In writing, a similar set of habits follows us. On the larger scale, favorite tropes and themes reappear. Characters pop up again in different guises. Line by line, you may find favorite turns of phrase, habits of rhythm, tendencies around sentence length and complexity. A writer’s tastes and training leave their fingerprints.
How Much is Too Much?
Most of you will have all heard of “said book-isms.” Teachers take great joy in helping students add variety to their writing by choosing new (and often rather distracting words) to replace “said” as a dialogue tag. Few writers at a professional level bother with such things.
My own writing has plenty of quirks. I like a good image. I like cranky dialogue. I like dark and daunting medieval nonsense.

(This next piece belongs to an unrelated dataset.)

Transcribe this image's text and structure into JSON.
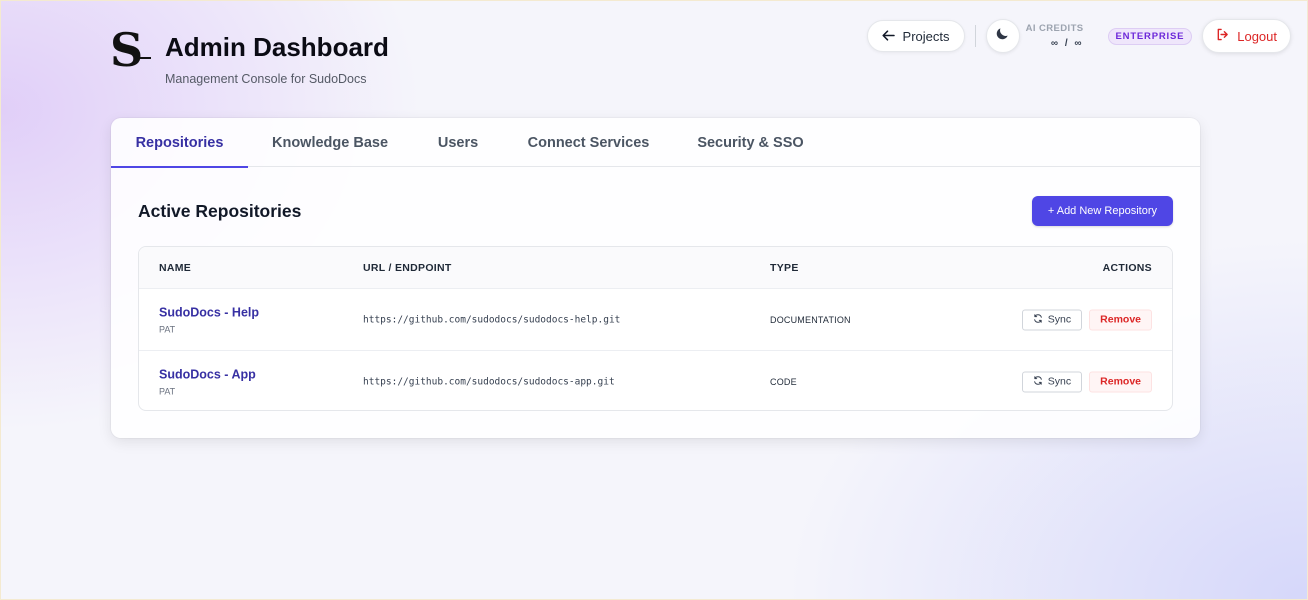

With these things, I am happy.
Sometimes, however, I worry about the smaller issues. No matter how tense things get, how often can characters be said to whisper? How often can a writer mention which way a character looks or glances. And how many times can a character turn. (This last one may beat me).
My suspicion is that, for the most part, these little things dissolve into the story when the story succeeds. And that the grit of such details only chafes the reader, when the larger story fails.
(This will be my excuse to stop worrying about the little things — until a proofreader comes for me, you know, with a pool cue).